BANDUNG, RABU- Produsen pupuk Jawa Barat mendesak pemerintah mencabut subsidi untuk menyelesaikan persoalan penyelewengan distribusi yang hingga kini selalu terjadi. Tata niaga pupuk sebaiknya diserahkan pada mekanisme pasar, sehingga harga pupuk dari para produsen dengan berbagai skala produksi bisa bersaing lebih kompetitif.
"Disparitas harga yang sangat jauh akan selalu memancing penyelewengan dari distributor, atau bahkan petani. Ini tidak dapat dicegah, karena tuntutan ekonomi. Namun, kalau persaingan dibuka, harga akan tergantung mekanisme pasar," ungkap Ketua Asosiasi Produsen Pupuk Kecil Menengah Indonesia (APPKMI), Sonson Garsoni di Bandung, Rabu (4/3).

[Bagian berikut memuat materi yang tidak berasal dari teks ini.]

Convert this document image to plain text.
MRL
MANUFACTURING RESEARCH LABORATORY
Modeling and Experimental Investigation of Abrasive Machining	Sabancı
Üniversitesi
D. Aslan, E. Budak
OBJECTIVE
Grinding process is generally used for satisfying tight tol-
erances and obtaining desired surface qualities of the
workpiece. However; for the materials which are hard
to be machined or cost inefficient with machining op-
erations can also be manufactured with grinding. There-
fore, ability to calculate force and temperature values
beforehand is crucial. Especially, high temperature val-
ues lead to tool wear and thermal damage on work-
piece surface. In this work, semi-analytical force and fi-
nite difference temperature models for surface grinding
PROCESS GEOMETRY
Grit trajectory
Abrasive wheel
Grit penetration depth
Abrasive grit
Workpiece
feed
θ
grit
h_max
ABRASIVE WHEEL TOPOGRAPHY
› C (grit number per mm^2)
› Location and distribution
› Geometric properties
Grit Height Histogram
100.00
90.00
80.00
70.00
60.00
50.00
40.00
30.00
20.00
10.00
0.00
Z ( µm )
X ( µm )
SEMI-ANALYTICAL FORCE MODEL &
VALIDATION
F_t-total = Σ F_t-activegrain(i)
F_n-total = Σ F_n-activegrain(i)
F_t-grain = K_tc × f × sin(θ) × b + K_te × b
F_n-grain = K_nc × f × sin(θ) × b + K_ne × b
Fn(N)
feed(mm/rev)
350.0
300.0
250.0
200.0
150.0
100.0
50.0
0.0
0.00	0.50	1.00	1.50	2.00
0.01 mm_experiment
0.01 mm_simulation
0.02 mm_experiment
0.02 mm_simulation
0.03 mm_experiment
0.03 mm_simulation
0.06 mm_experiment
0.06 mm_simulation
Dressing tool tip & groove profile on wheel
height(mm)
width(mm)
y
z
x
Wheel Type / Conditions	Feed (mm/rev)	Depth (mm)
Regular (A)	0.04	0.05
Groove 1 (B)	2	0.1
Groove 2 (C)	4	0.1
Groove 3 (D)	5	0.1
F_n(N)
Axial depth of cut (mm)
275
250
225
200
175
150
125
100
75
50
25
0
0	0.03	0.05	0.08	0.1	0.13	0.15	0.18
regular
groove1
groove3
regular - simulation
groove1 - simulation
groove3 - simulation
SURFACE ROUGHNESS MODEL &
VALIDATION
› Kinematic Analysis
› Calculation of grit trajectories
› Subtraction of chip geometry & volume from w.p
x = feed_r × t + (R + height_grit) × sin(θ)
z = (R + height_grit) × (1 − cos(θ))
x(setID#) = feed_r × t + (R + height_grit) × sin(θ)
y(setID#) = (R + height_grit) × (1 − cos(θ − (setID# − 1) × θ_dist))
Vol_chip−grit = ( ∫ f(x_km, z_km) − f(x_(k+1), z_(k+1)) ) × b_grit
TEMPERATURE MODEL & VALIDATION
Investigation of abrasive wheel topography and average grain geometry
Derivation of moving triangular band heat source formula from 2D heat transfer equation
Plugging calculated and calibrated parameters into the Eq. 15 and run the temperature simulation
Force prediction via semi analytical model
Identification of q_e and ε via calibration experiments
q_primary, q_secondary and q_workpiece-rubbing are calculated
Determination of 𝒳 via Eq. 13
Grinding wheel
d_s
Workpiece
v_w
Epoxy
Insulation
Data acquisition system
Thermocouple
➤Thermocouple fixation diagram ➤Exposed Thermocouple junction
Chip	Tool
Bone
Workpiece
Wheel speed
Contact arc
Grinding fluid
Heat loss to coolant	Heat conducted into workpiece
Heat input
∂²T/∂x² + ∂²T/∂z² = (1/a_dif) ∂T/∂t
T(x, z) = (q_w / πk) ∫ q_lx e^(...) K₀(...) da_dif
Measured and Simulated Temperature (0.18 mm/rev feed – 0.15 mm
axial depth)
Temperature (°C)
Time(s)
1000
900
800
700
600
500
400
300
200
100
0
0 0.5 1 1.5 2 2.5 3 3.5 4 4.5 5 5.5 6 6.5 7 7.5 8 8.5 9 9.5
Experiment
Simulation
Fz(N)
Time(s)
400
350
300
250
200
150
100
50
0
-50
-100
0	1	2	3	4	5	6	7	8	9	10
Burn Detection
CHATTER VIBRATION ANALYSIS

Menurut dia, pola subsidi yang diterapkan pemerintah tidak mendidik dan justru memberi peluang oknum tidak bertanggung jawab, sehingga produk yang disubsidi menjadi langka, seperti halnya minyak tanah. Dana untuk subsidi pupuk, kata Sonson, sebaiknya diberikan melalui mekanisme lain, seperti peningkatan infrastruktur pertanian baik on farm maupun off farm hingga ke penyediaan pasar yang mampu menjamin harga komoditas petani.
Akhir Februari lalu, pemerintah berencana menaikkan Harga Eceran Tertinggi (HET) pupuk bersubsidi untuk memperkecil disparitas harga yang mendorong terjadinya penyimpangan distribusi.
Saat ini, HET pupuk bersubsidi jenis Urea dipatok Rp 1.200 per kilogram (kg), Superphos Rp 1.550 per kg, ZA Rp 1.050 per kg, NPK Rp 1.586-Rp 1.830 per kg dan pupuk organik Rp 500 per kg. Sementara harga pupuk nonsubsidi mencapai Rp 7.000 per kg.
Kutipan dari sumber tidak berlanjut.